Indian festivals can be specific to a region, or the same festival can be celebrated in different places in a slightly different form. In fact, every community has its own special emphasis and unique form of expression in the celebration of a festival. Right from the time when mankind started acquiring some sort of culture, Sun and Snake have been invoked with prayers and ritual worship in India.

Nag-Panchami is an important all-India festival and is celebrated on the fifth day of the moonlit-fortnight in the month of Shravan (July /August). This is the time when serpents habitually come out of their holes that get flooded with rainwater to seek shelter.
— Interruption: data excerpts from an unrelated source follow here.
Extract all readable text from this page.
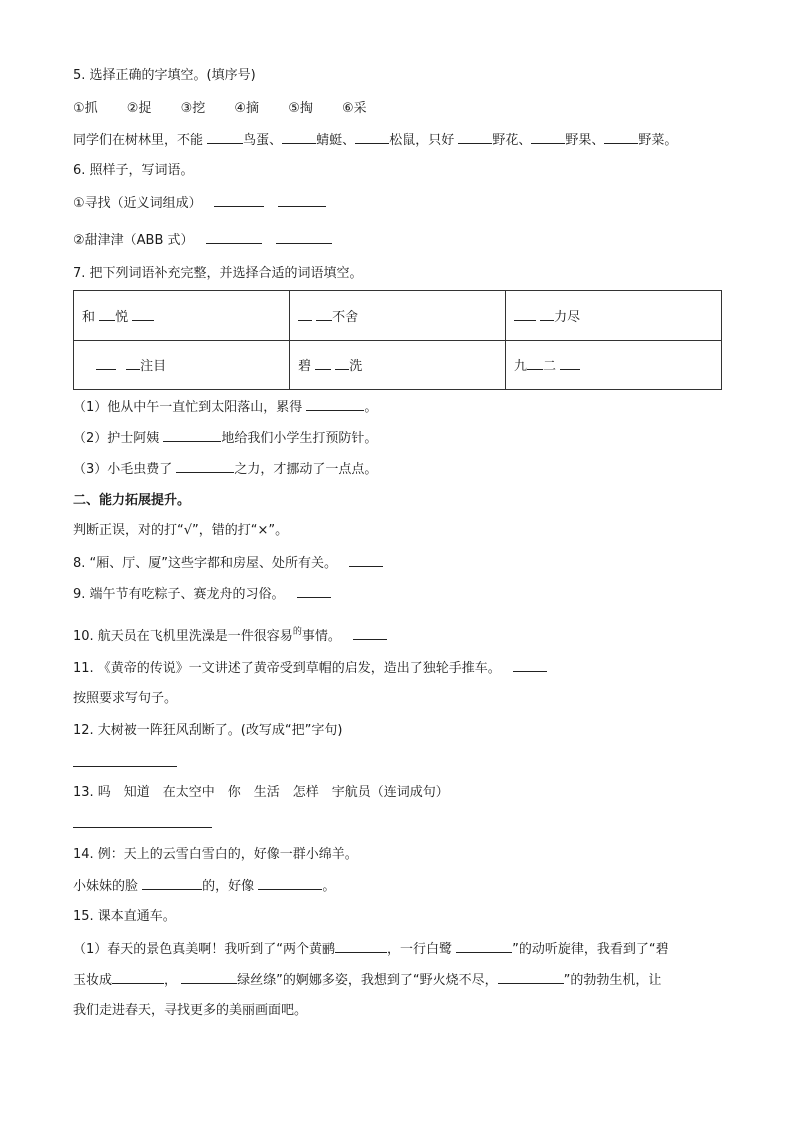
5. 选择正确的字填空。(填序号)
①抓 ②捉 ③挖 ④摘 ⑤掏 ⑥采
同学们在树林里，不能	鸟蛋、	蜻蜓、	松鼠，只好	野花、	野果、	野菜。
6. 照样子，写词语。
①寻找（近义词组成）
②甜津津（ABB 式）
7. 把下列词语补充完整，并选择合适的词语填空。
和 悦	不舍	力尽
注目	碧 洗	九 二
（1）他从中午一直忙到太阳落山，累得	。
（2）护士阿姨	地给我们小学生打预防针。
（3）小毛虫费了	之力，才挪动了一点点。
二、能力拓展提升。
判断正误，对的打“√”，错的打“×”。
8. “厢、厅、厦”这些字都和房屋、处所有关。
9. 端午节有吃粽子、赛龙舟的习俗。
10. 航天员在飞机里洗澡是一件很容易$^的$事情。
11. 《黄帝的传说》一文讲述了黄帝受到草帽的启发，造出了独轮手推车。
按照要求写句子。
12. 大树被一阵狂风刮断了。(改写成“把”字句)
13. 吗　知道　在太空中　你　生活　怎样　宇航员（连词成句）
14. 例：天上的云雪白雪白的，好像一群小绵羊。
小妹妹的脸	的，好像	。
15. 课本直通车。
（1）春天的景色真美啊！我听到了“两个黄鹂	，一行白鹭	”的动听旋律，我看到了“碧
玉妆成	，	绿丝绦”的婀娜多姿，我想到了“野火烧不尽，	”的勃勃生机，让
我们走进春天，寻找更多的美丽画面吧。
Fascinating, frightening, sleek and virtually death-less, the cobra snake has always held a peculiar charm of its own since the time when man and snake confronted each other. As the cobra unfolded its qualities, extra-ordinary legends grew around it enveloping it in the jumble of divinity.

On Nag-Panchami, live cobras or their pictures are revered and religious rituals are performed to seek their good will. To seek immunity from snakebites, they are bathed with milk, haldi-kumkum is sprinkled on their heads and milk and rice are offered.

In Bengal and parts of Assam and Orissa the blessings of Mansa, the queen of serpents is sought. On this occasion snake charmers are invited to invoke the Snake Queen by playing lilting and melodious tunes on their flutes, much to the amusement of onlookers.

In Maharashtra, Hindu women take an early bath and wear their special "nav-vari" - nine yards-saris, put on ornaments and get ready for the puja of Nag-Devata. On this day all over India snake charmers can be seen with their baskets which hold dangerous snakes that are their pets. While playing the lingering melodious notes on their flutes, they beckon devotees with their calls. Women sprinkle haldi-kumkum (turmeric and vermillion), and flowers on the heads of the snakes and offer sweetened milk to the snakes and pray.

Tribals in the interior parts of Maharashtra perform acrobatics and magic shows on the streets. This provides ample amusement and crowds collect around them to see and touch the snakes, which the tribals bring in their baskets to show them off.